Singer concludes his letter to Connor by noting; "As you, and other election officials must be aware, running a complex election is never as simple or easy as the law allows or we would like to believe. And I have recognized these realities in my consideration of the behavior and choices of others, and tried to judge them only on the more severe issues of which I am allowed, under confidentiality agreements, to speak."

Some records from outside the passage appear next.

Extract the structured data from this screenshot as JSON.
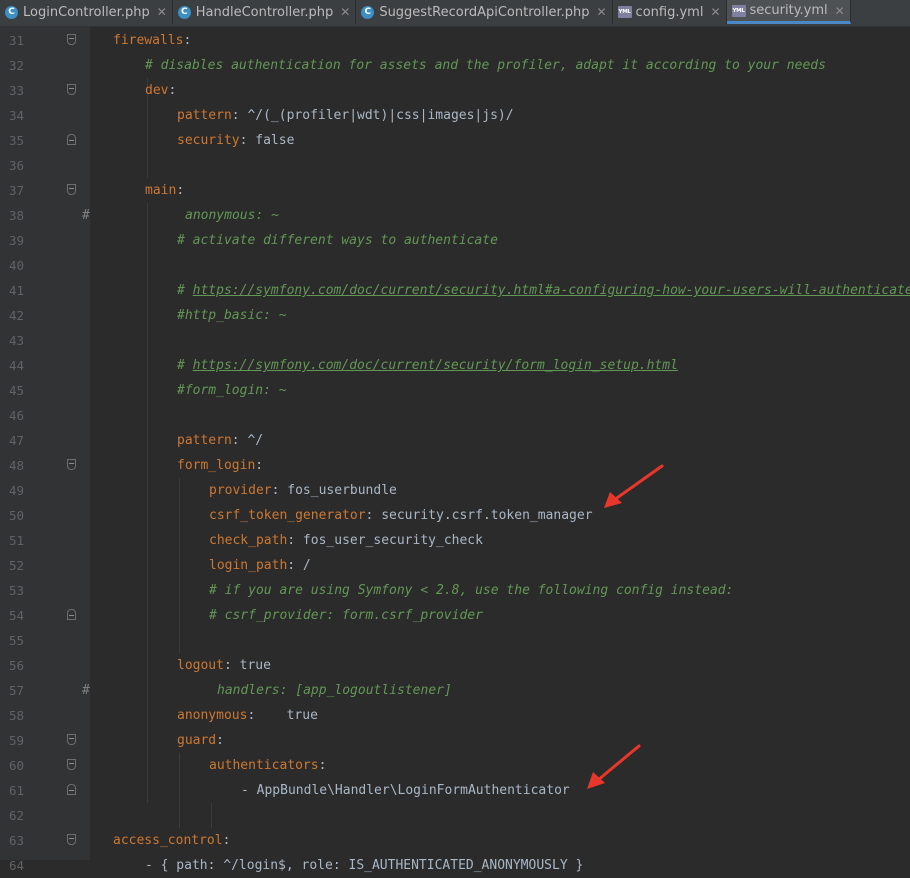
{
  "tabs": [
    {
      "label": "LoginController.php",
      "icon": "php-class-icon",
      "active": false
    },
    {
      "label": "HandleController.php",
      "icon": "php-class-icon",
      "active": false
    },
    {
      "label": "SuggestRecordApiController.php",
      "icon": "php-class-icon",
      "active": false
    },
    {
      "label": "config.yml",
      "icon": "yml-file-icon",
      "active": false
    },
    {
      "label": "security.yml",
      "icon": "yml-file-icon",
      "active": true
    }
  ],
  "tab_icon_letter": "C",
  "yml_icon_text": "YML",
  "close_glyph": "✕",
  "lines": [
    {
      "n": "31",
      "indent": 0,
      "fold": "open",
      "parts": [
        [
          "key",
          "firewalls"
        ],
        [
          "val",
          ":"
        ]
      ]
    },
    {
      "n": "32",
      "indent": 1,
      "parts": [
        [
          "cmt",
          "# disables authentication for assets and the profiler, adapt it according to your needs"
        ]
      ]
    },
    {
      "n": "33",
      "indent": 1,
      "fold": "open",
      "parts": [
        [
          "key",
          "dev"
        ],
        [
          "val",
          ":"
        ]
      ]
    },
    {
      "n": "34",
      "indent": 2,
      "parts": [
        [
          "key",
          "pattern"
        ],
        [
          "val",
          ": ^/(_(profiler|wdt)|css|images|js)/"
        ]
      ]
    },
    {
      "n": "35",
      "indent": 2,
      "fold": "close",
      "parts": [
        [
          "key",
          "security"
        ],
        [
          "val",
          ": false"
        ]
      ]
    },
    {
      "n": "36",
      "indent": 0,
      "parts": []
    },
    {
      "n": "37",
      "indent": 1,
      "fold": "open",
      "parts": [
        [
          "key",
          "main"
        ],
        [
          "val",
          ":"
        ]
      ]
    },
    {
      "n": "38",
      "indent": 2,
      "mark": "#",
      "offset": 8,
      "parts": [
        [
          "cmt",
          "anonymous: ~"
        ]
      ]
    },
    {
      "n": "39",
      "indent": 2,
      "parts": [
        [
          "cmt",
          "# activate different ways to authenticate"
        ]
      ]
    },
    {
      "n": "40",
      "indent": 0,
      "parts": []
    },
    {
      "n": "41",
      "indent": 2,
      "parts": [
        [
          "cmt",
          "# "
        ],
        [
          "url",
          "https://symfony.com/doc/current/security.html#a-configuring-how-your-users-will-authenticate"
        ]
      ]
    },
    {
      "n": "42",
      "indent": 2,
      "parts": [
        [
          "cmt",
          "#http_basic: ~"
        ]
      ]
    },
    {
      "n": "43",
      "indent": 0,
      "parts": []
    },
    {
      "n": "44",
      "indent": 2,
      "parts": [
        [
          "cmt",
          "# "
        ],
        [
          "url",
          "https://symfony.com/doc/current/security/form_login_setup.html"
        ]
      ]
    },
    {
      "n": "45",
      "indent": 2,
      "parts": [
        [
          "cmt",
          "#form_login: ~"
        ]
      ]
    },
    {
      "n": "46",
      "indent": 0,
      "parts": []
    },
    {
      "n": "47",
      "indent": 2,
      "parts": [
        [
          "key",
          "pattern"
        ],
        [
          "val",
          ": ^/"
        ]
      ]
    },
    {
      "n": "48",
      "indent": 2,
      "fold": "open",
      "parts": [
        [
          "key",
          "form_login"
        ],
        [
          "val",
          ":"
        ]
      ]
    },
    {
      "n": "49",
      "indent": 3,
      "parts": [
        [
          "key",
          "provider"
        ],
        [
          "val",
          ": fos_userbundle"
        ]
      ]
    },
    {
      "n": "50",
      "indent": 3,
      "parts": [
        [
          "key",
          "csrf_token_generator"
        ],
        [
          "val",
          ": security.csrf.token_manager"
        ]
      ]
    },
    {
      "n": "51",
      "indent": 3,
      "parts": [
        [
          "key",
          "check_path"
        ],
        [
          "val",
          ": fos_user_security_check"
        ]
      ]
    },
    {
      "n": "52",
      "indent": 3,
      "parts": [
        [
          "key",
          "login_path"
        ],
        [
          "val",
          ": /"
        ]
      ]
    },
    {
      "n": "53",
      "indent": 3,
      "parts": [
        [
          "cmt",
          "# if you are using Symfony < 2.8, use the following config instead:"
        ]
      ]
    },
    {
      "n": "54",
      "indent": 3,
      "fold": "close",
      "parts": [
        [
          "cmt",
          "# csrf_provider: form.csrf_provider"
        ]
      ]
    },
    {
      "n": "55",
      "indent": 0,
      "parts": []
    },
    {
      "n": "56",
      "indent": 2,
      "parts": [
        [
          "key",
          "logout"
        ],
        [
          "val",
          ": true"
        ]
      ]
    },
    {
      "n": "57",
      "indent": 3,
      "mark": "#",
      "offset": 8,
      "parts": [
        [
          "cmt",
          "handlers: [app_logoutlistener]"
        ]
      ]
    },
    {
      "n": "58",
      "indent": 2,
      "parts": [
        [
          "key",
          "anonymous"
        ],
        [
          "val",
          ":    true"
        ]
      ]
    },
    {
      "n": "59",
      "indent": 2,
      "fold": "open",
      "parts": [
        [
          "key",
          "guard"
        ],
        [
          "val",
          ":"
        ]
      ]
    },
    {
      "n": "60",
      "indent": 3,
      "fold": "open",
      "parts": [
        [
          "key",
          "authenticators"
        ],
        [
          "val",
          ":"
        ]
      ]
    },
    {
      "n": "61",
      "indent": 4,
      "fold": "close",
      "parts": [
        [
          "val",
          "- AppBundle\\Handler\\LoginFormAuthenticator"
        ]
      ]
    },
    {
      "n": "62",
      "indent": 0,
      "parts": []
    },
    {
      "n": "63",
      "indent": 0,
      "fold": "open",
      "parts": [
        [
          "key",
          "access_control"
        ],
        [
          "val",
          ":"
        ]
      ]
    },
    {
      "n": "64",
      "indent": 1,
      "parts": [
        [
          "val",
          "- { path: ^/login$, role: IS_AUTHENTICATED_ANONYMOUSLY }"
        ]
      ]
    }
  ]
}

The letter to Blackwell describes a number of alarming concerns about the electronic voting systems of Hart Intercivic, their gaming of the testing procedures, as well as the conduct of their highest-level officials.

Among the complaints and concerns contained in his letter to Ohio SoS J. Kenneth Blackwell are both "Fraudulent Acts" and "Fraudulent Claims":
  • The computer submitted to the examiners in Ohio for security testing was setup specifically for this test. Since I was the person who actually designed and setup the current configurations I was the only one who could have setup such a computer for the review. Not only was I not permitted to do so, I did not even discover Hart had shipped a computer to the state until after the review had started.
  • Hart sales staff has claimed to the Ohio SOS office that results are not transmitted over public networks. This is untrue, and indeed, absurd," wrote Singer. "Unofficial results are transmitted through public phone lines, and even mediocre 'hackers' can access such networks via the internet.